On narrative
March 23, 2007 libraries in society No CommentsI have spent a large part of each of the past 17 days, two in a community hospital, and the rest in a major teaching hospital dealing with the bureaucracy and assisting with the care of a family member with a very serious illness that had a very sudden onset. I or another member of the family has taken responsibility each evening to call and email others in the family to update them. The emails, reflecting their authors' individual styles, each tell a story about one day in the patients' and family members' lives.
In this cell phone age, while sitting in waiting rooms, especially on a floor housing five specialized intensive care units, one inevitably overhears others' narratives about their patients and families. Hearing heart wrenching stories about multiple injuries to victims of horrific automobile accidents or about a father and grandfather who has been taken off of life support after being declared brain dead provides no solace, even though one's own family member is not in as serious a condition. Overhead narratives about injury and illness can, of course, engender empathy between strangers. But those strangers are not family.

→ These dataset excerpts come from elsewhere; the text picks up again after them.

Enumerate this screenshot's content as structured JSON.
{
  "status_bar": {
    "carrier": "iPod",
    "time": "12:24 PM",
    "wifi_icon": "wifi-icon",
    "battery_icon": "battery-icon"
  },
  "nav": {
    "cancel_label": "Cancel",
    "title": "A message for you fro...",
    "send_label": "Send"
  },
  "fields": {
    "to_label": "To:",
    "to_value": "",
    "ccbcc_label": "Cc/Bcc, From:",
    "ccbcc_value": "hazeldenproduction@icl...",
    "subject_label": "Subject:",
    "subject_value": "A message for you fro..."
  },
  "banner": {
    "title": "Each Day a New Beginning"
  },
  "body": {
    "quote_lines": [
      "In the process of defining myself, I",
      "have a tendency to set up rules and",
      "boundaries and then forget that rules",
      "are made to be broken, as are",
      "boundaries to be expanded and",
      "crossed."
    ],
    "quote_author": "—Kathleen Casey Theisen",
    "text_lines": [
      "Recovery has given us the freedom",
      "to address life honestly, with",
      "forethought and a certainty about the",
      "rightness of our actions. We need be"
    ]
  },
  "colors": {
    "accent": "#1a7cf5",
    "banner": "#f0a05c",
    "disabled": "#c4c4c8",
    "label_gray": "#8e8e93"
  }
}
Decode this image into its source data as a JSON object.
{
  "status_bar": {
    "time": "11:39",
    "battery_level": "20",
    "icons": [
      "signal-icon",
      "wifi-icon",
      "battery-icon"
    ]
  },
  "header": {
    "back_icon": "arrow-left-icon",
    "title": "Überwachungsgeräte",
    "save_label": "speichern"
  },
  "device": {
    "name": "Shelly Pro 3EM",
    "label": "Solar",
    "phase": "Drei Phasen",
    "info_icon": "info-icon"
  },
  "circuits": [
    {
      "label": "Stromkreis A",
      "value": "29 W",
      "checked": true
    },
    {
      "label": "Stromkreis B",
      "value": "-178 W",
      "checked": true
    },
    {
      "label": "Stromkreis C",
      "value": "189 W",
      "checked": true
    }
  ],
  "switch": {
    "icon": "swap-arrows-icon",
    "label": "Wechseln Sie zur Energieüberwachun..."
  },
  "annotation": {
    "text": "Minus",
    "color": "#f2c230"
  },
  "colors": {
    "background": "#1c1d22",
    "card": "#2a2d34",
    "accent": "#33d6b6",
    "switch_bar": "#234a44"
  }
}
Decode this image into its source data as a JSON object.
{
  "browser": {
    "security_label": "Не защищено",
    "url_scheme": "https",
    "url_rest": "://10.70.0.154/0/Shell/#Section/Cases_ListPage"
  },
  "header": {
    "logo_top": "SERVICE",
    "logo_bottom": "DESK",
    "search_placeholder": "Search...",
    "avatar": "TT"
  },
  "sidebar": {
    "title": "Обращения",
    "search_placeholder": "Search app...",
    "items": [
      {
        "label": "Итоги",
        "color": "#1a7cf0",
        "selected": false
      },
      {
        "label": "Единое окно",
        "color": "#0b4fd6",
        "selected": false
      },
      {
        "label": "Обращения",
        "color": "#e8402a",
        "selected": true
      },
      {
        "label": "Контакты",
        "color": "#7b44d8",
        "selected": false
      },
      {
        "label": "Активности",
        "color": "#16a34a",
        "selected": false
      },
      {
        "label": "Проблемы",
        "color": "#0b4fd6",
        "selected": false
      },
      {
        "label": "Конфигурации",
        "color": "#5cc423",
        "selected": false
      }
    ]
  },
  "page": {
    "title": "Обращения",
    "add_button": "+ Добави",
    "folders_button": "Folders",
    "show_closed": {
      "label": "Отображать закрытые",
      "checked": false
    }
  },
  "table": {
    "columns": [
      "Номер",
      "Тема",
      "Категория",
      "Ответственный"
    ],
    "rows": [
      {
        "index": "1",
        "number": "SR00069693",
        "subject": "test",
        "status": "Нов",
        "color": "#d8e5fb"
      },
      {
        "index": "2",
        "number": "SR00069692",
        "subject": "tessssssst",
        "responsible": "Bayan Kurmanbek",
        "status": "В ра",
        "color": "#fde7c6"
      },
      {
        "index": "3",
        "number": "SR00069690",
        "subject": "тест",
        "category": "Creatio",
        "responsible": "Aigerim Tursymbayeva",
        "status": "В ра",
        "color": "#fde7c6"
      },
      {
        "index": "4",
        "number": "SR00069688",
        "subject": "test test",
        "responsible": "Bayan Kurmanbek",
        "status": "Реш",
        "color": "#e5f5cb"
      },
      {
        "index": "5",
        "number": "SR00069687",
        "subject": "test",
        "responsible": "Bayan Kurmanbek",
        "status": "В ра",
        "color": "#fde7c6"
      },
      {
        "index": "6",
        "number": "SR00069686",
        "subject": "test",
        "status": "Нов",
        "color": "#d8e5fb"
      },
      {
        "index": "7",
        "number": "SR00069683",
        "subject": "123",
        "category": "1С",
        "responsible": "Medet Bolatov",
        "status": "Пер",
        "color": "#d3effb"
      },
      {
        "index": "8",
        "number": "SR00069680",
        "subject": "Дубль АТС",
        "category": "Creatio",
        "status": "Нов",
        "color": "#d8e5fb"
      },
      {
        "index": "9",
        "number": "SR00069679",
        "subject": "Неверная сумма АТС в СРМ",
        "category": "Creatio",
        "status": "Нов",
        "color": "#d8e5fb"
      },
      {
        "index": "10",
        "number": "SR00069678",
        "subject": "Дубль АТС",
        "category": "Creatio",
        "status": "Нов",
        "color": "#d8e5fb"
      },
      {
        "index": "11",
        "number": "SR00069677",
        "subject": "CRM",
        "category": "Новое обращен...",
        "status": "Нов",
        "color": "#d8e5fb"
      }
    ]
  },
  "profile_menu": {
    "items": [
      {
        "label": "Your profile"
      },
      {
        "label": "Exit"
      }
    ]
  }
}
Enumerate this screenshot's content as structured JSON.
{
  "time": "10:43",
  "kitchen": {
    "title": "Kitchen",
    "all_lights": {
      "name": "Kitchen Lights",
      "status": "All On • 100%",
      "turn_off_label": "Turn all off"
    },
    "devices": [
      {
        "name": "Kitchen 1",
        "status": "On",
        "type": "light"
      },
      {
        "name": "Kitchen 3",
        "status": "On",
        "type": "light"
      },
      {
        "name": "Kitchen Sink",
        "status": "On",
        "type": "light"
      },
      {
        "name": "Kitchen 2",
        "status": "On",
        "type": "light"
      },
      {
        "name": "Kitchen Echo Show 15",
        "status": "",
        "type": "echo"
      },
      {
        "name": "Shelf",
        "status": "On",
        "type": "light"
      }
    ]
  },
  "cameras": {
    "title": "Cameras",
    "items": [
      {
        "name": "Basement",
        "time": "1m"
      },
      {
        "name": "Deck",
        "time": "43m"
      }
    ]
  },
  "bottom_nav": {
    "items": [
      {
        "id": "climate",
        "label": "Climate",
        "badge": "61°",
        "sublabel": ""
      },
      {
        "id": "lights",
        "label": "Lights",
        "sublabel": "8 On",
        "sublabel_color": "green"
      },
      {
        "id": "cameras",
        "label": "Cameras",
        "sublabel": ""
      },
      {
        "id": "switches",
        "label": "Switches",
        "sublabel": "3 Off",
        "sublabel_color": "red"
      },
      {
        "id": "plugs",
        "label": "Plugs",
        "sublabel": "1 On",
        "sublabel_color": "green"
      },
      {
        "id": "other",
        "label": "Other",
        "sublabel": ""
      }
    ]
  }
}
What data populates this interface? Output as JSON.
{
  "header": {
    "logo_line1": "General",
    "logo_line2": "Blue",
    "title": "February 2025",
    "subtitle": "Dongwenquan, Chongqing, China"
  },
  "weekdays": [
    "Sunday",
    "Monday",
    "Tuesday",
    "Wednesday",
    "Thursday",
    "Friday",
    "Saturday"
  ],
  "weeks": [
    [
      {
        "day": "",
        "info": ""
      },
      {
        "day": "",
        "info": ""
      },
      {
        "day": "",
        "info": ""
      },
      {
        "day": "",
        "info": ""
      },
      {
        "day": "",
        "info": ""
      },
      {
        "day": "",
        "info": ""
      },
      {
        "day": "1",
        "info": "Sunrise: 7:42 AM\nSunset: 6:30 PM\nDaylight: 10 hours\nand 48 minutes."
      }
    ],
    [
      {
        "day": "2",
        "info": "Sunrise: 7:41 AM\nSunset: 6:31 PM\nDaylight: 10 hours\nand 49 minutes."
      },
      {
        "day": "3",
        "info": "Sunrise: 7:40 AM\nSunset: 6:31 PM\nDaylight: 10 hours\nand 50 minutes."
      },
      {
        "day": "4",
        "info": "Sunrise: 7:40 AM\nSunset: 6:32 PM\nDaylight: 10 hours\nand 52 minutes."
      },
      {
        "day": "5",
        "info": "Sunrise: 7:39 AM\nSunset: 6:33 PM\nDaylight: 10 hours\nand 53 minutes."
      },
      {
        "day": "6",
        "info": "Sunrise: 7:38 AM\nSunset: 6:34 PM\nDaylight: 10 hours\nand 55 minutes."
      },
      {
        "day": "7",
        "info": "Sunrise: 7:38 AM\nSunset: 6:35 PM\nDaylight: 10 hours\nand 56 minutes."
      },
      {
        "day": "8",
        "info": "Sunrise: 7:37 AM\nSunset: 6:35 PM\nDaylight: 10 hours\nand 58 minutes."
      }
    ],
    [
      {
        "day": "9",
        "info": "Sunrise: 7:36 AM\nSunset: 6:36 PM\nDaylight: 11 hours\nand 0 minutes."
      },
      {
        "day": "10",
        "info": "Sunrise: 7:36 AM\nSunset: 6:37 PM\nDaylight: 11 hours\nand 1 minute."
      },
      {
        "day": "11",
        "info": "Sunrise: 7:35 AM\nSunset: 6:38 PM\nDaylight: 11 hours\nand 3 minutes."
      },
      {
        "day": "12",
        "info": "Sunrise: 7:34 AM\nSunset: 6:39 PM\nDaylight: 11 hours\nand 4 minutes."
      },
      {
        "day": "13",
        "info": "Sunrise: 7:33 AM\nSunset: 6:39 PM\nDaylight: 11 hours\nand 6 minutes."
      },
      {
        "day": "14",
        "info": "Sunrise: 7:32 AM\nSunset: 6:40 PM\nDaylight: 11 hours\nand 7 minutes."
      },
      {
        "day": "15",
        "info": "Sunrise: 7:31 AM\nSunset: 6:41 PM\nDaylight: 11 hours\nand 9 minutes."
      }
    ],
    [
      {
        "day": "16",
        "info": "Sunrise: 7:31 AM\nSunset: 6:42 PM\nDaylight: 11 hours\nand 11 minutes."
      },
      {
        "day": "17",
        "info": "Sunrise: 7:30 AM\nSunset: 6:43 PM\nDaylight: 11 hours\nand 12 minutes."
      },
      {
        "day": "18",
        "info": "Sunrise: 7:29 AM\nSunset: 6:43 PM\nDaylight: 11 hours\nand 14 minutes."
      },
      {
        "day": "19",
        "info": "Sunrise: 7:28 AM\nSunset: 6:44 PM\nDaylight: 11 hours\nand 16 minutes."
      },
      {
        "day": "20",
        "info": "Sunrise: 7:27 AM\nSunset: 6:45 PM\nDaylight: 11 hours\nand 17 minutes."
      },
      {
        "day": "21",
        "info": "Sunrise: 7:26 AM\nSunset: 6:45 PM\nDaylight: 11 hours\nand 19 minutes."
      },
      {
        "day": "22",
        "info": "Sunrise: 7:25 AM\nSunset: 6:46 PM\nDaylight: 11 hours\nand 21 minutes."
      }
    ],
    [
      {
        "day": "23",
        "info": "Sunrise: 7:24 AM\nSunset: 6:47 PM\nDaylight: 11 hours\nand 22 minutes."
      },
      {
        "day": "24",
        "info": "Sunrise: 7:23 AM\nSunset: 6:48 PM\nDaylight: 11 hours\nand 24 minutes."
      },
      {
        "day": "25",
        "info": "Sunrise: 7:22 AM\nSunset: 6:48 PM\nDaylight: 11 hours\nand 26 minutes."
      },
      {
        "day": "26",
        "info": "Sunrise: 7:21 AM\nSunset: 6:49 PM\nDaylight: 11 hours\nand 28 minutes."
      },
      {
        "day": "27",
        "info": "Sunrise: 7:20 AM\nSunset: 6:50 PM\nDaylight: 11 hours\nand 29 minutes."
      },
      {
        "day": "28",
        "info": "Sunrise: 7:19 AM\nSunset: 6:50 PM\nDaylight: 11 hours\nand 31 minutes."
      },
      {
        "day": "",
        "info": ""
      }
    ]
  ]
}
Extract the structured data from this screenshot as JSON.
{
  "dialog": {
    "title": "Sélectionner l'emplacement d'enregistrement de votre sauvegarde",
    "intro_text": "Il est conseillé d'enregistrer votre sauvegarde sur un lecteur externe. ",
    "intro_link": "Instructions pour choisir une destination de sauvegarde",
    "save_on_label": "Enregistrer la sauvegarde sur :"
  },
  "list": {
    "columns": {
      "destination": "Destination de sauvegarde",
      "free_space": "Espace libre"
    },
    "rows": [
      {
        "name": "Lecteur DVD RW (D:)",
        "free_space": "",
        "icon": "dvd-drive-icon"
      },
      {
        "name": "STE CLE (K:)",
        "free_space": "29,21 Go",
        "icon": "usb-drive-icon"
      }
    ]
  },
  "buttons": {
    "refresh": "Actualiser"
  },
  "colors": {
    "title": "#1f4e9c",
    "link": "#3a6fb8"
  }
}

Narratives shared within a family, however, engender unity and add to familial shared experience. It doesn't matter what those narratives relate–the story of a life-threatening illness, of an embarrassing moment that one would like forgotten but others will never forget, of the joy of a wedding or a birth. These family narratives create the shared story and experience of related individuals, even of those who did not experience an event first-hand but learn it through repeated tellings and the embellishments they acquire. Art is essential to life, for without the art of narrative, we would have difficulty making sense of our shared lives.